Уже название поэмы, предлагая определенный жанровый ключ к произведению, задает одновременно и ту специфическую систему координат, в которой только и возможно осмыслить созданный поэтом художественный образ мира. Вспомним, что „реквием“ — это заупокойное католическое богослужение, траурная месса по усопшему; более общий смысл этого слова — поминовение умерших, поминальная молитва. С этой точки зрения в высшей степени символичным представляется сделанное однажды Ахматовой признание: „Реквием“ — четырнадцать молитв"[2]. Несмотря на то что метафорический смысл этой авторской „оценки поздней“ очевиден, переклички и совпадения ахматовского текста с Библией — те, что заострены намеренно, и те, что могут показаться случайными,— поражают и заставляют задуматься. Весь „Реквием“ буквально пронизан библейской образностью. И реконструировать, „оживить“ цепочку, ведущую к древнейшим пратекстам нашей культуры, расшифровать „библейскую тайнопись“ (Р. Тименчик) поэмы — очень важно.

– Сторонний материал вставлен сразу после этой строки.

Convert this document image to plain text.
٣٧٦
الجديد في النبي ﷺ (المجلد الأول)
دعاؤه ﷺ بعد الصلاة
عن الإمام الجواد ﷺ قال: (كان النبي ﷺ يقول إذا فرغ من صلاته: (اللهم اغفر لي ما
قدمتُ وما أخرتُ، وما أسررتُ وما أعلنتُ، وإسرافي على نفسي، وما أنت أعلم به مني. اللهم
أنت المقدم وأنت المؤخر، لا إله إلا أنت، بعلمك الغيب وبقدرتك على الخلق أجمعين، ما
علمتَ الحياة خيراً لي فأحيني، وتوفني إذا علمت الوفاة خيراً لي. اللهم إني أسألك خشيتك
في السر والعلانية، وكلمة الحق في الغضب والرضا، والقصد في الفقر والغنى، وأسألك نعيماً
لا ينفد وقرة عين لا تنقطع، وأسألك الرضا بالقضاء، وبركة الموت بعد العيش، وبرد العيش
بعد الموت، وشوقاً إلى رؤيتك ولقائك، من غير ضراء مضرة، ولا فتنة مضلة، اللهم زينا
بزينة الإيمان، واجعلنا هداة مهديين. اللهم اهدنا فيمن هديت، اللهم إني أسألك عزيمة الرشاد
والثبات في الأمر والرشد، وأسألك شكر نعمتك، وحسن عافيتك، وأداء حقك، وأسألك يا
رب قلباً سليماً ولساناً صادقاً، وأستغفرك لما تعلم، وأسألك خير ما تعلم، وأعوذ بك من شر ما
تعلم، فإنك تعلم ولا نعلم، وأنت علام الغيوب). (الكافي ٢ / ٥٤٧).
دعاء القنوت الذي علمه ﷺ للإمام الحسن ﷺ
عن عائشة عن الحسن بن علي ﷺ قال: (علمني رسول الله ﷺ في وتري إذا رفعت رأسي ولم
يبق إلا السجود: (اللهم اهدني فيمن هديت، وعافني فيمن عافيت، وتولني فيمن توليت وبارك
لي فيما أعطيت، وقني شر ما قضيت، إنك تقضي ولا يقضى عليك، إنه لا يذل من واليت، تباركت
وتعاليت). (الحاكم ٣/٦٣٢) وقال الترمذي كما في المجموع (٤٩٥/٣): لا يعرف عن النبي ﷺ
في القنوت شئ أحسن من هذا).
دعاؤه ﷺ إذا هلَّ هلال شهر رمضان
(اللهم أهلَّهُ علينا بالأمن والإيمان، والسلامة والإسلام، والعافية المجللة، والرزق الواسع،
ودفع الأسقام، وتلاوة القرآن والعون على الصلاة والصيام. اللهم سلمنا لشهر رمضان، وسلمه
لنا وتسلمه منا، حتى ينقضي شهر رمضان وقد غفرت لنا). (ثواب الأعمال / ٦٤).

На истинный масштаб событий, о которых пойдет речь в поэме, указывают первые строки „Посвящения“: "Перед этим горем гнутся горы, / Не течет великая река… "[3]
Воссоздающие образ мира, в котором сместились, исказились все привычные и устойчивые параметры, эти строки вводят произведение в пространство библейского текста, заставляют вспомнить апокалиптические картины и образы: „Горы сдвинутся и холмы поколеблются…“ (Ис. 54, 10); „И небо скрылось, свившись как свиток; и всякая гора и остров двинулись с мест своих…“ (Отк. 6,14)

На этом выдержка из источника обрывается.